Category: JUDGMENT

  • The almsgiver is a harbor for those in necessity: a harbor receives all who have encountered shipwreck, and frees them from danger; whether they are bad or good or whatever they are who are in danger, it escorts them into its own shelter. So you likewise, when you see on earth the man who has encountered the shipwreck of poverty, do not judge him, do not seek an account of his life, but free him from his misfortune. God has excused you from all officiousness and meddlesomeness… . A judge is one thing, an almsgiver is another.

    —St. John Chrysostom, On Wealth and Poverty

  • Is it less grave to steal silver than gold, because silver is less valuable than gold? From the point of view of the victim, the loss of silver is less grave. But for the perpetration of the crime, there is no difference.

    On Living Simply
    St. John Chrysostom

  • “We can find something edifying in everybody’s life. Even the worst thief has something good in him.”

    Elder Thaddeus of Serbia

  • And once I begin to realize that my own life is a life full of compromise, a life full of little steps toward the Kingdom of Heaven (a calling that I fall so miserable short of), then I will start to have compassion on others. You know, there are some sins I have never tempted with. Drunkenness, for example, has never been a temptation to me. There are some commands of Christ that are less difficult for me to fulfil than others—mostly, it seems, because I am seldom seriously tested in those areas. And, surprise, surprise, it seems that the sins that are not struggles for me are the very sins that I find most offensive in others. The commandments that are least difficult for me to understand and strive to keep are the very ones that cause the most offence in me when others do not seem to keep them. I find this phenomenon quite predictable, at least in myself.

    But when I keep myself aware of the many and great compromises in my life, the great distance between the life I actually live and the life in the Kingdom of Heaven I strive to enter, then it is easier for me to have compassion on others. When I realize that there are whole swaths of disobedience to Christ’s commands in my life, whole areas where the teaching of Christ has made little or no impact, then it is easier for me to be compassionate on the blindness of others.

    Your Kingdom Come: Look To The Monastics
    Fr. Michael Gillis

  • “Our starting point is always wrong. Instead of beginning with ourselves, we always want to change others first and ourselves last. If everyone were to begin first with themselves, then there would be peace all around!”
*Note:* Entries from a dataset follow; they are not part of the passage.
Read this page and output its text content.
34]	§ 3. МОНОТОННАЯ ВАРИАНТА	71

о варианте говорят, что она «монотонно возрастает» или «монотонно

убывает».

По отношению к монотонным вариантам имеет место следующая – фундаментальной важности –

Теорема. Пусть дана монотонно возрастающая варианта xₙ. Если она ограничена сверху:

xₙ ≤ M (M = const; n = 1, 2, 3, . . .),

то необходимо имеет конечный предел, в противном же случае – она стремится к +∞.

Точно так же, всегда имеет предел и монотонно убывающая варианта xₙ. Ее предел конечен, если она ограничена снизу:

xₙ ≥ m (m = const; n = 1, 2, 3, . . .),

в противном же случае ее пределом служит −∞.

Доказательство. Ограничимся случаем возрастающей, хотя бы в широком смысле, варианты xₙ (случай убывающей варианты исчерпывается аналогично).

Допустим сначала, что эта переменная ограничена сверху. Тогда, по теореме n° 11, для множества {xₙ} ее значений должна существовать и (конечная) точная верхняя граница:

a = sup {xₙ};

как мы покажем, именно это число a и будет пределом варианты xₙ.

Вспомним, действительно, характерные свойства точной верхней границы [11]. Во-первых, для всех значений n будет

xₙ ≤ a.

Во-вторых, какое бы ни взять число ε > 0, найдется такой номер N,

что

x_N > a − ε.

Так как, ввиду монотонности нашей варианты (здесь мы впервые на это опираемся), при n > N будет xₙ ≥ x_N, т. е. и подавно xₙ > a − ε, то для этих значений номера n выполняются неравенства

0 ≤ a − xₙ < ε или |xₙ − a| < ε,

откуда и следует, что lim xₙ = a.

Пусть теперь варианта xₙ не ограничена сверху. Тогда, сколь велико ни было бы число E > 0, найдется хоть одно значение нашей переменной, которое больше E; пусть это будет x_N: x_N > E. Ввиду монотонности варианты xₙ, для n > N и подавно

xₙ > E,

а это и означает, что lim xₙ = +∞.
    —Elder Thaddeus of Vitovnica, Our Thoughts Determine Our Lives

  • “Although one can be supported, comforted, and helped throughout one’s life, the step of death itself, the moment of death, well that has to be taken all alone.”

    The Power of Silence: Against the Dictatorship of Noise
    Cardinal Robert Sarah, Nicolas Diat

  • If the Lord delays granting you full victory over your enemies and puts it off to the last day of your life, you must know that He does this for your own good; so long as you do not retreat or cease to struggle wholeheartedly. Even if you are wounded in battle, do not lay down your arms and turn to flight. Keep only one thing in your mind and intention—to fight with all courage and ardour, since it is unavoidable. No man can escape this warfare, either in life or in death. And he who does not fight to overcome his passions and his enemies will inevitably be taken prisoner, either here or yonder, and delivered to death.

    Unseen Warfare
    Lorenzo Scupoli

  • Hold your approaching death and the Judgment constantly in your mind, and you will preserve your soul from sin.

    —Abba Evagrius

  • “If you want to find rest in this life and the next, say at every moment, ‘Who am I?’ and judge no one.”  

    Abba Poemen

  • What vanities, what foolish fancies often occupy most of us, even in sight of the highest, the most important objects of faith, in sight of the greatest holiness. For instance, when a man stands before the icons of the Lord, of the Mother of God, of an Angel, of an Archangel, of one or a whole assembly of Saints, at home or in the temple, and, sometimes, instead of prayer, instead of laying aside, at this time, in this place, all worldly cares, he casts up his accounts and reckonings, goes over his expenses and receipts, rejoices at the gain, and grieves at the loss of profits, or the failure of some undertaking (without, of course, a single thought of spiritual profit or loss), or else he thinks evil of his neighbour, exaggerating his weakness, his passions, suspecting him, envying him, judging him, or if it is in church, he looks at the faces of those, standing near him, also how they are dressed, who is nice looking, and who not, or making plans what he shall do, in what pleasure or vanity he will spend the day, and so on. And this often happens at the time when the greatest, the most heavenly Sacrament of the Eucharist, that is, of the most-pure Body and Blood of our Lord, is being celebrated; when we ought to be wholly in God, wholly occupied in meditations on the mystery accomplished for our sakes, of the redemption from sin, from the eternal curse and death; and on the mystery of our being made godly in the Lord Jesus Christ. How low we have fallen, how earthly-minded we have become, and from what does it all proceed? From inattention, and the neglect of our salvation, from attachment to temporal things, from weakness of faith, or unbelief in eternity.